The monks were also much more mobile, and their backgrounds much more diverse than the secular inhabitants of Ghazali.
'Monasteries in medieval Nubia were quite popular and the most famous ones attracted people born hundreds or even thousands of kilometres away. Ghazali could have been one of such destinations for future monks,’ says Dr. Ciesielska.
DNA test results for two monks illustrate this. The research was conducted in collaboration with Dr. Robert Stark.
'The ancestors of these two monks probably came from completely different regions. One of the monks whose DNA was analysed probably came from the Arabian Peninsula, the other from central Africa,’ says Dr. Artur Obłuski, head of Polish research in Ghazali.
He adds that religious settlements exist in these areas to this day. 'A person who serves as a religious authority establishes a kind of hermitage. People start coming to the master for advice, some become his disciples. A khalwa is established - a school, in which the students live. Over time, they set up houses near the hermitage. Over recent years, we have seen akhalwa near Ghazali transforming into a settlement with several dozen houses,’ says the director of the Polish Centre of Mediterranean Archaeology UW.
Combining these two studies: of the origins of the population with information about the diet can tell a lot about the farming and lifestyle of the population.

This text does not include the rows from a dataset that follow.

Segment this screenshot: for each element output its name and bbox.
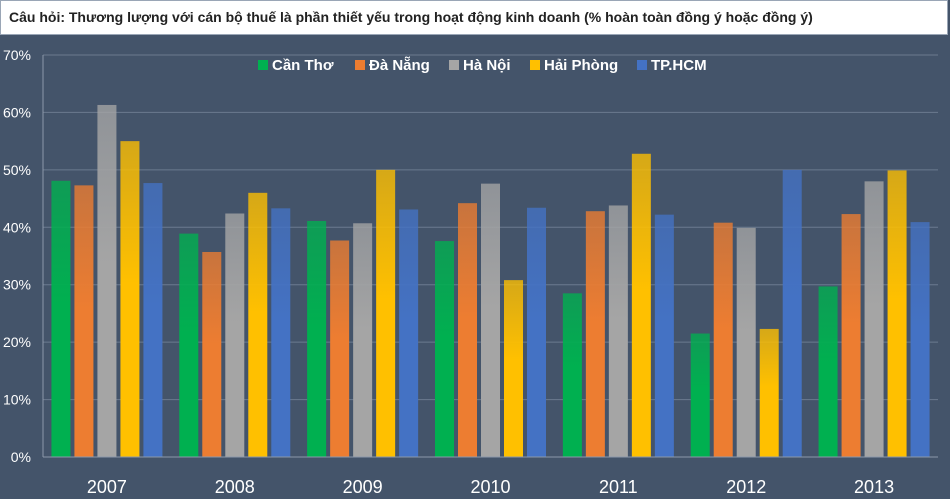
legend-swatch-da-nang <box>355 60 365 70</box>
bar-ha-noi-2010 <box>481 183 500 457</box>
legend-label-ha-noi: Hà Nội <box>463 57 511 74</box>
bar-da-nang-2012 <box>713 222 733 457</box>
y-tick-label: 10% <box>3 392 31 408</box>
y-tick-label: 30% <box>3 277 31 293</box>
legend-label-tp-hcm: TP.HCM <box>651 57 707 74</box>
bar-tp-hcm-2009 <box>399 209 419 457</box>
bar-can-tho-2007 <box>51 180 71 458</box>
bar-hai-phong-2012 <box>759 328 779 457</box>
legend-label-can-tho: Cần Thơ <box>272 57 334 74</box>
bar-hai-phong-2008 <box>248 192 268 458</box>
bar-hai-phong-2010 <box>504 280 523 457</box>
bar-hai-phong-2013 <box>887 170 907 457</box>
bar-can-tho-2009 <box>307 220 327 457</box>
y-tick-label: 50% <box>3 162 31 178</box>
y-tick-label: 40% <box>3 219 31 235</box>
x-tick-label-2013: 2013 <box>854 477 894 497</box>
bar-ha-noi-2008 <box>225 213 245 457</box>
bar-tp-hcm-2010 <box>527 207 546 457</box>
bar-hai-phong-2007 <box>120 141 140 457</box>
bars <box>51 104 930 458</box>
legend-swatch-hai-phong <box>530 60 540 70</box>
bar-can-tho-2013 <box>818 286 838 457</box>
legend: Cần Thơ Đà Nẵng Hà Nội Hải Phòng TP.HCM <box>258 57 707 74</box>
bar-can-tho-2011 <box>562 293 582 457</box>
bar-ha-noi-2011 <box>608 205 628 457</box>
chart-title-box: Câu hỏi: Thương lượng với cán bộ thuế là… <box>0 0 948 35</box>
bar-hai-phong-2009 <box>376 169 396 457</box>
legend-swatch-can-tho <box>258 60 268 70</box>
bar-tp-hcm-2012 <box>782 169 802 457</box>
bar-can-tho-2012 <box>690 333 710 457</box>
bar-can-tho-2010 <box>435 241 454 457</box>
bar-tp-hcm-2013 <box>910 222 930 457</box>
bar-tp-hcm-2008 <box>271 208 291 457</box>
axes: 0% 10% 20% 30% 40% 50% 60% 70% 2007 2008 2009 2010 2… <box>3 47 938 497</box>
bar-tp-hcm-2011 <box>654 214 674 457</box>
x-tick-label-2012: 2012 <box>726 477 766 497</box>
legend-swatch-tp-hcm <box>637 60 647 70</box>
y-tick-label: 20% <box>3 334 31 350</box>
bar-ha-noi-2007 <box>97 104 117 457</box>
legend-label-hai-phong: Hải Phòng <box>544 57 618 74</box>
bar-da-nang-2011 <box>585 211 605 457</box>
bar-hai-phong-2011 <box>631 153 651 457</box>
x-tick-label-2011: 2011 <box>599 477 638 497</box>
y-tick-label: 70% <box>3 47 31 63</box>
bar-ha-noi-2013 <box>864 181 884 458</box>
x-tick-label-2007: 2007 <box>87 477 127 497</box>
bar-tp-hcm-2007 <box>143 183 163 457</box>
y-tick-label: 60% <box>3 104 31 120</box>
bar-da-nang-2008 <box>202 251 222 457</box>
legend-label-da-nang: Đà Nẵng <box>369 57 430 74</box>
y-tick-label: 0% <box>11 449 31 465</box>
bar-da-nang-2013 <box>841 214 861 457</box>
x-tick-label-2009: 2009 <box>343 477 383 497</box>
chart-title: Câu hỏi: Thương lượng với cán bộ thuế là… <box>9 9 813 25</box>
bar-da-nang-2010 <box>458 203 477 457</box>
bar-ha-noi-2009 <box>353 223 373 457</box>
bar-can-tho-2008 <box>179 233 199 457</box>
legend-swatch-ha-noi <box>449 60 459 70</box>
x-tick-label-2010: 2010 <box>470 477 510 497</box>
x-tick-label-2008: 2008 <box>215 477 255 497</box>
bar-da-nang-2009 <box>330 240 350 457</box>
bar-ha-noi-2012 <box>736 227 756 457</box>
bar-da-nang-2007 <box>74 185 94 457</box>
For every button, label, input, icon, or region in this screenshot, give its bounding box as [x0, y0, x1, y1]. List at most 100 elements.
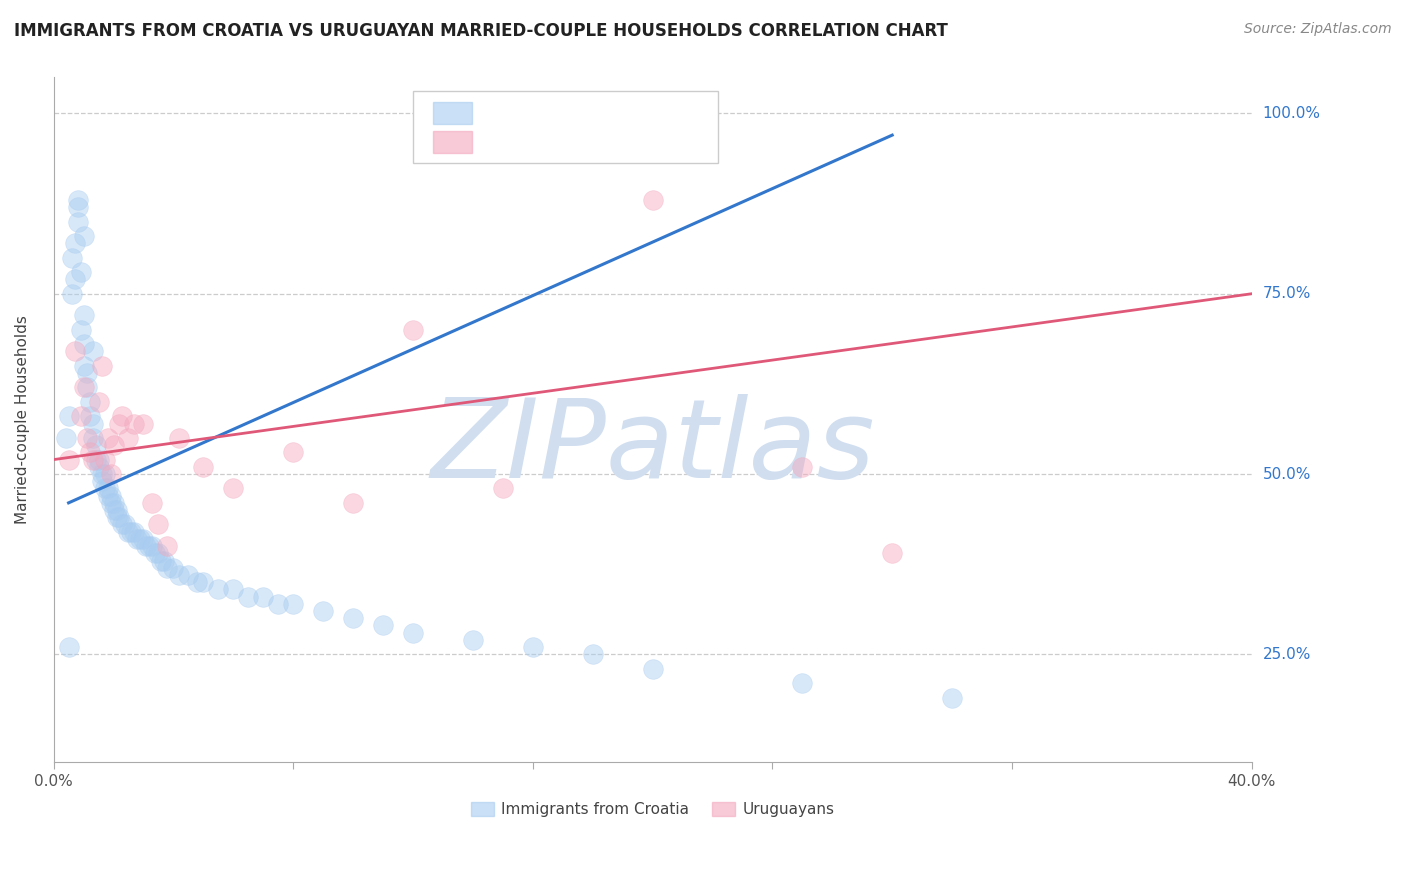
- Point: [76, 366, 98, 380]
- Point: [58, 452, 80, 467]
- Point: [641, 662, 664, 676]
- Point: [72, 309, 94, 323]
- Point: [941, 690, 963, 705]
- Point: [93, 482, 115, 496]
- Text: 50.0%: 50.0%: [1263, 467, 1310, 482]
- Point: [87, 459, 110, 474]
- Point: [79, 445, 101, 459]
- Text: N = 77: N = 77: [574, 103, 638, 122]
- Point: [117, 524, 139, 539]
- Point: [111, 409, 134, 424]
- Text: 75.0%: 75.0%: [1263, 286, 1310, 301]
- Point: [103, 503, 125, 517]
- Point: [792, 676, 814, 690]
- Point: [283, 597, 305, 611]
- Point: [492, 482, 515, 496]
- Point: [96, 431, 118, 445]
- Point: [148, 546, 170, 560]
- Point: [252, 590, 274, 604]
- Point: [87, 395, 110, 409]
- Point: [186, 575, 208, 590]
- Point: [60, 251, 83, 265]
- Point: [177, 568, 200, 582]
- Point: [72, 359, 94, 373]
- Point: [124, 417, 146, 431]
- Point: [222, 582, 245, 597]
- Point: [129, 532, 152, 546]
- Point: [76, 380, 98, 394]
- Point: [84, 452, 107, 467]
- Point: [69, 409, 91, 424]
- Point: [342, 611, 364, 625]
- FancyBboxPatch shape: [433, 131, 471, 153]
- Text: R = 0.436: R = 0.436: [484, 133, 578, 151]
- Point: [135, 539, 157, 553]
- Point: [222, 482, 245, 496]
- Point: [66, 200, 89, 214]
- Point: [82, 431, 104, 445]
- Point: [66, 214, 89, 228]
- Point: [63, 272, 86, 286]
- Text: ZIPatlas: ZIPatlas: [430, 394, 875, 500]
- Point: [169, 568, 191, 582]
- Point: [522, 640, 544, 654]
- Point: [84, 438, 107, 452]
- Point: [96, 489, 118, 503]
- Point: [193, 459, 215, 474]
- Point: [58, 409, 80, 424]
- Point: [93, 467, 115, 481]
- Point: [63, 344, 86, 359]
- Point: [641, 193, 664, 207]
- Point: [193, 575, 215, 590]
- Point: [207, 582, 229, 597]
- Point: [145, 546, 167, 560]
- Point: [90, 359, 112, 373]
- Point: [117, 431, 139, 445]
- Y-axis label: Married-couple Households: Married-couple Households: [15, 316, 30, 524]
- Point: [90, 474, 112, 488]
- Text: 100.0%: 100.0%: [1263, 106, 1320, 121]
- Point: [792, 459, 814, 474]
- Point: [76, 431, 98, 445]
- Point: [141, 539, 163, 553]
- Text: IMMIGRANTS FROM CROATIA VS URUGUAYAN MARRIED-COUPLE HOUSEHOLDS CORRELATION CHART: IMMIGRANTS FROM CROATIA VS URUGUAYAN MAR…: [14, 22, 948, 40]
- Point: [108, 417, 131, 431]
- Point: [60, 286, 83, 301]
- FancyBboxPatch shape: [433, 102, 471, 124]
- Point: [148, 517, 170, 532]
- Point: [283, 445, 305, 459]
- Point: [103, 438, 125, 452]
- Point: [79, 409, 101, 424]
- Point: [93, 452, 115, 467]
- Point: [100, 489, 122, 503]
- Point: [371, 618, 394, 632]
- Point: [82, 417, 104, 431]
- Point: [461, 632, 484, 647]
- Point: [312, 604, 335, 618]
- Point: [105, 510, 128, 524]
- Point: [69, 265, 91, 279]
- Point: [124, 524, 146, 539]
- Point: [72, 380, 94, 394]
- Point: [63, 236, 86, 251]
- Point: [111, 517, 134, 532]
- Text: Source: ZipAtlas.com: Source: ZipAtlas.com: [1244, 22, 1392, 37]
- Point: [162, 560, 184, 574]
- Point: [55, 431, 77, 445]
- Point: [132, 417, 155, 431]
- Point: [66, 193, 89, 207]
- Point: [402, 625, 425, 640]
- Point: [103, 496, 125, 510]
- Point: [108, 510, 131, 524]
- Point: [169, 431, 191, 445]
- Point: [150, 553, 173, 567]
- FancyBboxPatch shape: [413, 91, 718, 163]
- Point: [582, 647, 605, 661]
- Point: [82, 344, 104, 359]
- Text: N = 31: N = 31: [574, 133, 638, 151]
- Point: [87, 452, 110, 467]
- Point: [342, 496, 364, 510]
- Point: [79, 395, 101, 409]
- Text: R = 0.346: R = 0.346: [484, 103, 578, 122]
- Point: [69, 323, 91, 337]
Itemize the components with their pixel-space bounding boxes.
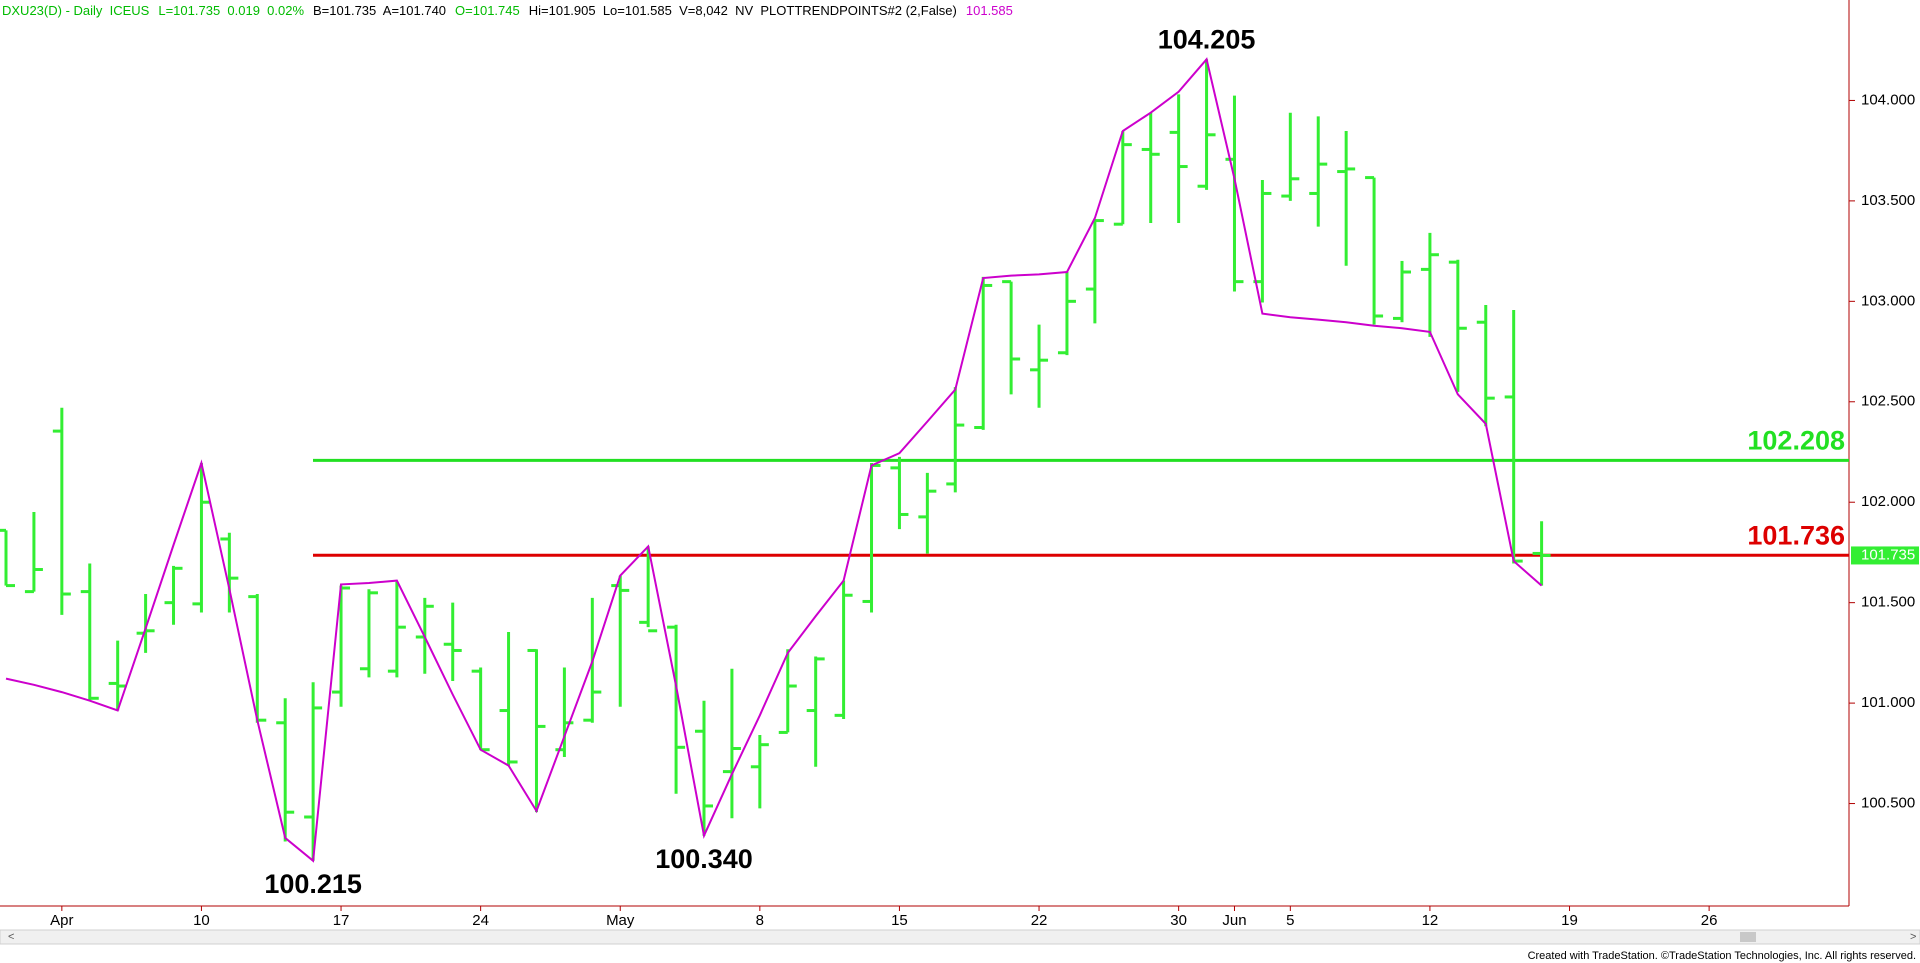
y-tick-label: 100.500 xyxy=(1861,795,1915,812)
x-tick-label: 8 xyxy=(756,912,764,929)
low-label: 100.340 xyxy=(655,844,753,874)
x-tick-label: 30 xyxy=(1170,912,1187,929)
x-tick-label: May xyxy=(606,912,635,929)
y-tick-label: 101.000 xyxy=(1861,694,1915,711)
scroll-left[interactable]: < xyxy=(8,931,14,943)
x-tick-label: 15 xyxy=(891,912,908,929)
level-label: 101.736 xyxy=(1747,520,1845,550)
price-tag-label: 101.735 xyxy=(1861,546,1915,563)
header-item: DXU23(D) - Daily ICEUS xyxy=(2,3,150,18)
header-item: L=101.735 0.019 0.02% xyxy=(158,3,305,18)
y-tick-label: 102.000 xyxy=(1861,493,1915,510)
header-item: O=101.745 xyxy=(455,3,520,18)
x-tick-label: 12 xyxy=(1422,912,1439,929)
y-tick-label: 101.500 xyxy=(1861,594,1915,611)
x-tick-label: 22 xyxy=(1031,912,1048,929)
footer: Created with TradeStation. ©TradeStation… xyxy=(1527,950,1916,962)
x-tick-label: 19 xyxy=(1561,912,1578,929)
x-tick-label: Jun xyxy=(1222,912,1246,929)
high-label: 104.205 xyxy=(1158,24,1256,54)
y-tick-label: 104.000 xyxy=(1861,91,1915,108)
x-tick-label: 24 xyxy=(472,912,489,929)
price-tag xyxy=(1851,546,1919,565)
x-tick-label: Apr xyxy=(50,912,73,929)
scrollbar[interactable] xyxy=(0,929,1920,945)
header: DXU23(D) - Daily ICEUS L=101.735 0.019 0.… xyxy=(2,3,1022,18)
x-tick-label: 17 xyxy=(333,912,350,929)
x-tick-label: 5 xyxy=(1286,912,1294,929)
header-item: B=101.735 A=101.740 xyxy=(313,3,447,18)
scrollbar-thumb[interactable] xyxy=(1740,932,1756,942)
level-label: 102.208 xyxy=(1747,426,1845,456)
header-item: Hi=101.905 Lo=101.585 V=8,042 NV PLOTTRE… xyxy=(528,3,957,18)
y-tick-label: 102.500 xyxy=(1861,393,1915,410)
trend-line xyxy=(5,57,1543,863)
scroll-right[interactable]: > xyxy=(1910,931,1916,943)
y-tick-label: 103.000 xyxy=(1861,292,1915,309)
y-tick-label: 103.500 xyxy=(1861,192,1915,209)
x-tick-label: 10 xyxy=(193,912,210,929)
low-label: 100.215 xyxy=(264,869,362,899)
x-tick-label: 26 xyxy=(1701,912,1718,929)
header-item: 101.585 xyxy=(965,3,1013,18)
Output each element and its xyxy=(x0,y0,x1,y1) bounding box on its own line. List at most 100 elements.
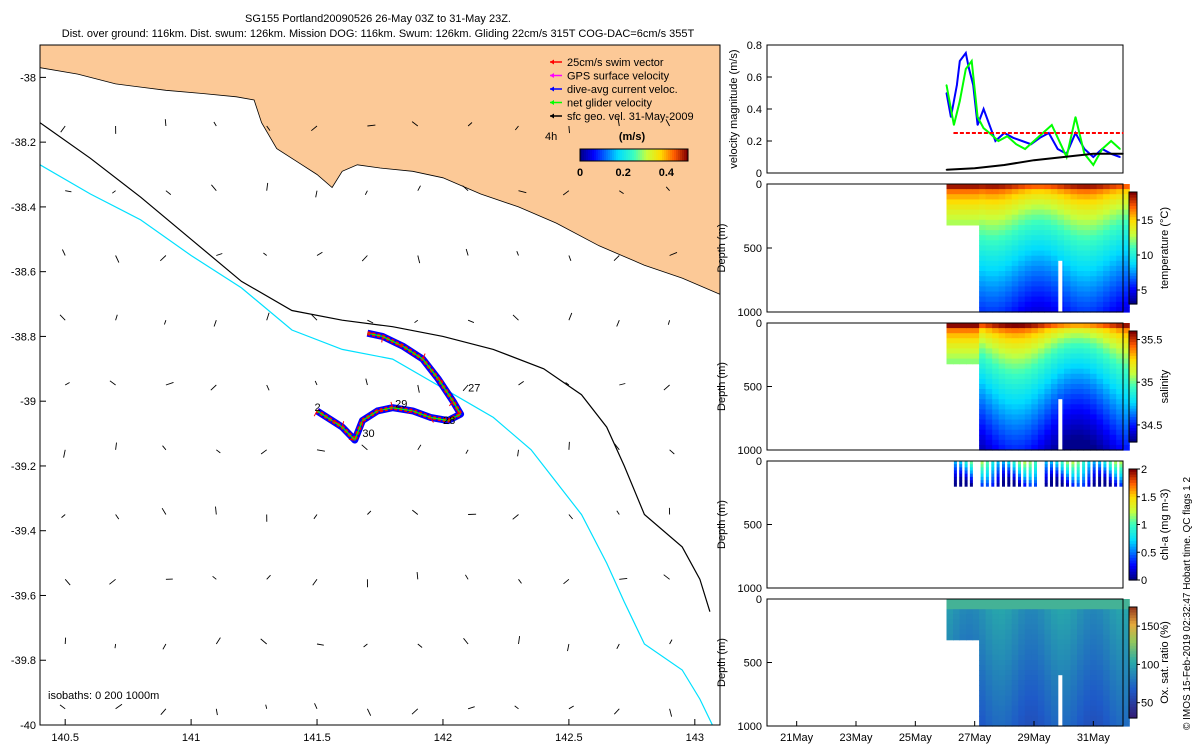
chla-cell xyxy=(980,476,984,481)
chla-cell xyxy=(969,476,973,481)
oxygen-cell xyxy=(1109,675,1117,681)
chla-cell xyxy=(1092,483,1096,487)
salinity-cell xyxy=(1077,373,1085,380)
chla-cell xyxy=(1002,470,1005,474)
temperature-cell xyxy=(1077,219,1085,226)
temperature-cell xyxy=(1050,214,1058,221)
chla-cell xyxy=(959,480,963,484)
temperature-cell xyxy=(1083,245,1091,252)
temperature-cell xyxy=(1011,199,1019,206)
salinity-cell xyxy=(979,409,987,416)
salinity-cell xyxy=(1116,358,1124,365)
salinity-cell xyxy=(1018,424,1026,431)
salinity-cell xyxy=(1077,444,1085,451)
temperature-cell xyxy=(1116,245,1124,252)
temperature-cell xyxy=(1070,194,1078,200)
oxygen-cell xyxy=(1077,680,1085,686)
temperature-cell xyxy=(979,291,987,298)
salinity-colorbar-cell xyxy=(1129,364,1137,368)
oxygen-cell xyxy=(1083,619,1091,625)
temperature-cell xyxy=(1050,235,1058,241)
salinity-cell xyxy=(966,358,974,365)
temperature-colorbar-cell xyxy=(1129,284,1137,288)
chla-cell xyxy=(1055,467,1059,471)
swim-vector-mark xyxy=(377,409,384,412)
temperature-cell xyxy=(1050,306,1058,313)
salinity-cell xyxy=(1064,378,1072,385)
oxygen-cell xyxy=(1096,624,1104,631)
oxygen-cell xyxy=(1057,619,1065,625)
oxygen-cell xyxy=(1018,644,1026,651)
oxygen-cell xyxy=(1070,685,1078,692)
temperature-cell xyxy=(1064,260,1072,267)
temperature-cell xyxy=(1031,189,1039,195)
oxygen-cell xyxy=(1031,599,1039,605)
salinity-cell xyxy=(1090,404,1098,410)
colorbar-cell xyxy=(600,149,603,161)
salinity-cell xyxy=(1070,384,1078,390)
geo-velocity-arrow xyxy=(619,577,628,580)
salinity-cell xyxy=(1122,338,1130,344)
salinity-cell xyxy=(1090,348,1098,355)
temperature-cell xyxy=(1057,189,1065,195)
temperature-cell xyxy=(1031,306,1039,313)
oxygen-cell xyxy=(966,634,974,641)
temperature-cell xyxy=(1024,219,1032,226)
oxygen-cell xyxy=(1090,680,1098,686)
oxygen-cell xyxy=(1024,654,1032,661)
temperature-cell xyxy=(1077,245,1085,252)
salinity-cell xyxy=(1050,399,1058,405)
oxygen-cell xyxy=(1090,609,1098,615)
oxygen-cell xyxy=(1018,685,1026,692)
oxygen-cell xyxy=(1050,644,1058,651)
oxygen-cell xyxy=(1122,634,1130,641)
salinity-cell xyxy=(1103,343,1111,349)
salinity-cell xyxy=(998,328,1006,334)
temperature-cell xyxy=(1031,296,1039,303)
oxygen-cell xyxy=(1077,629,1085,636)
velocity-y-tick-label: 0 xyxy=(756,168,762,180)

Was its economy based on agriculture or shepherding?
As for the secular population of Ghazali, they may not have been entirely sedentary. 'Isotope tests suggest that the secular inhabitants of Ghazali largely used the +desert resources+ and their diet was based on the use of farm animals that mainly fed on wild grasses of local savannahs,’ says Dr. Ciesielska.
Dr. Obłuski adds that to this day, there are communities in Africa that, depending on the conditions, can become nomadic. 'If the climatic conditions are very difficult, they increase the number of animals and move with them. If the conditions are favourable, they settle down,’ he says.
You can visit medieval monasteries in Sudan without leaving your home, via the Virtual Nubia website. The experts from the Polish Centre of Mediterranean Archaeology UW prepared 3D models of the monastic complex in Ghazali. The digitally reconstructed buildings can be 'visited' on a computer screen or using VR goggles.